Since BLASTX against SWISS-PROT database resulted in almost similar accuracy to BLASTX against NR and also because BLSTX against SWISS-PROT had better accuracy at Exon level than BLASTX against NR, we decided to use SWISS-PROT for futher evaluation. Since, BLASTN against EST had very low probability of correct predictions or specificity, further evaluation using EST was avoided.

In our next step, BLASTN against Intron database was used to modify predictions from all ab initio programs. Results are shown in Table 2. With respect to all the ab initio programs there was an ~2% increase in Specificity with out affecting the Sensitivity with the exception of SWISS-PROT where a marginal increase was noted in Sensitivity but an increase in number of actual genes that were missed was noted.
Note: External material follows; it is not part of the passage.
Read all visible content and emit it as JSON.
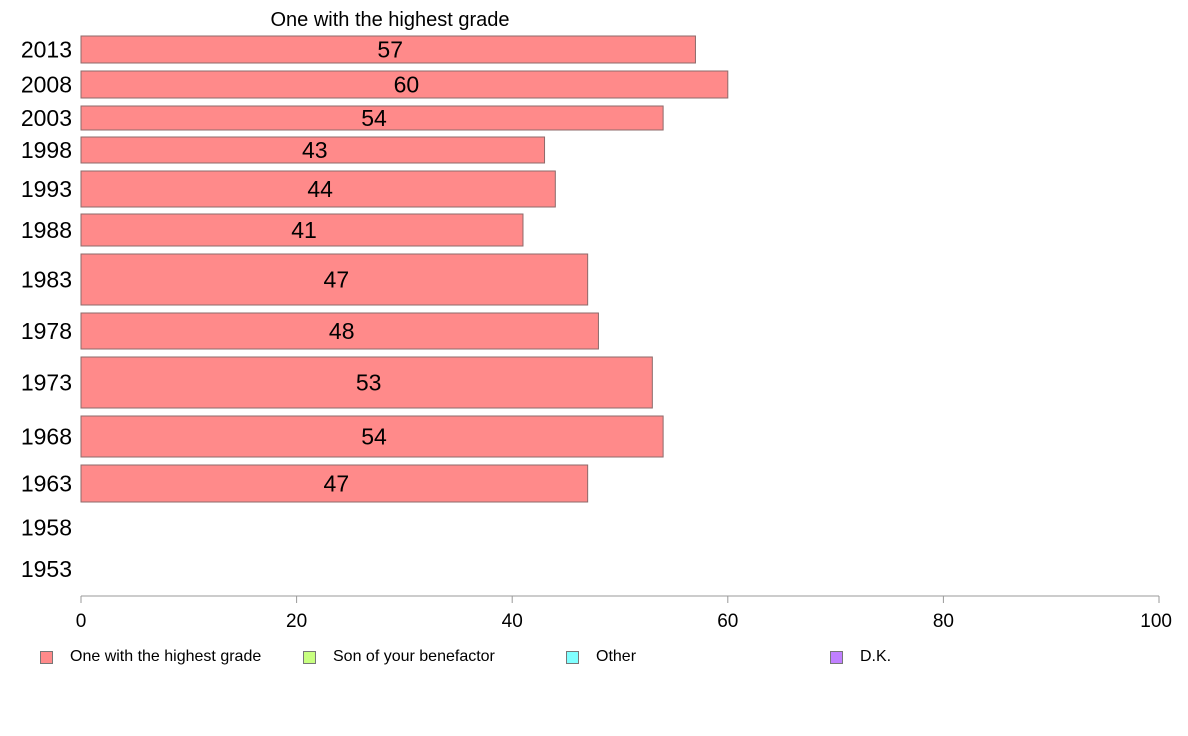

In our next phase, we evaluated the performance when results from BLASTX against SWISS-PROT was integrated with ab initio programs. The reults from this evaluation are shown in Table 3. All combination showed a ~3-4% increase in Sensitivity or coverage. Concurrently, a general ~2% decrease in Specificity was noted for all programs. One interesting aspect noted was that the number of missed genes for all combinations decreased considerably. The maximum benefit was seen in combination Gene Intersection method where the number of missed genes decreased from 15 to 5 genes. This conclusively proves that combination of ab initio and similarity search against protein databases can improve prediction accuracy.

In our last step, we used the results from BLASTN against intron database to modify results from combination effected between ab initio programs and BLASTX against SWISS-PROT database. Results are shown in Table 4. The specificity of all combinations increase by ~4-5% compared to combination between just SWISS-PROT and ab initio programs. One drawback noted here is the decrease in exon level specificity by a significant margin. This is due to the fact that combinations are effected through a simple OR-based method. In this method preference is given to all ab initio predictions. If similarity searches give predictions other than that predicted by these ab initio programs, they are included for combinations. However, as seen in Table 1, similarity searches do not give correct boundaries of exons. Here exons boundaries are just the HSP (High Segment Pairs) boundaries.

The advantage of using this strategy lies in significant increase in number of genes that are predicted without decrease in probability of correct prediction (Specificity) at nucleotide level as seen in Table 4.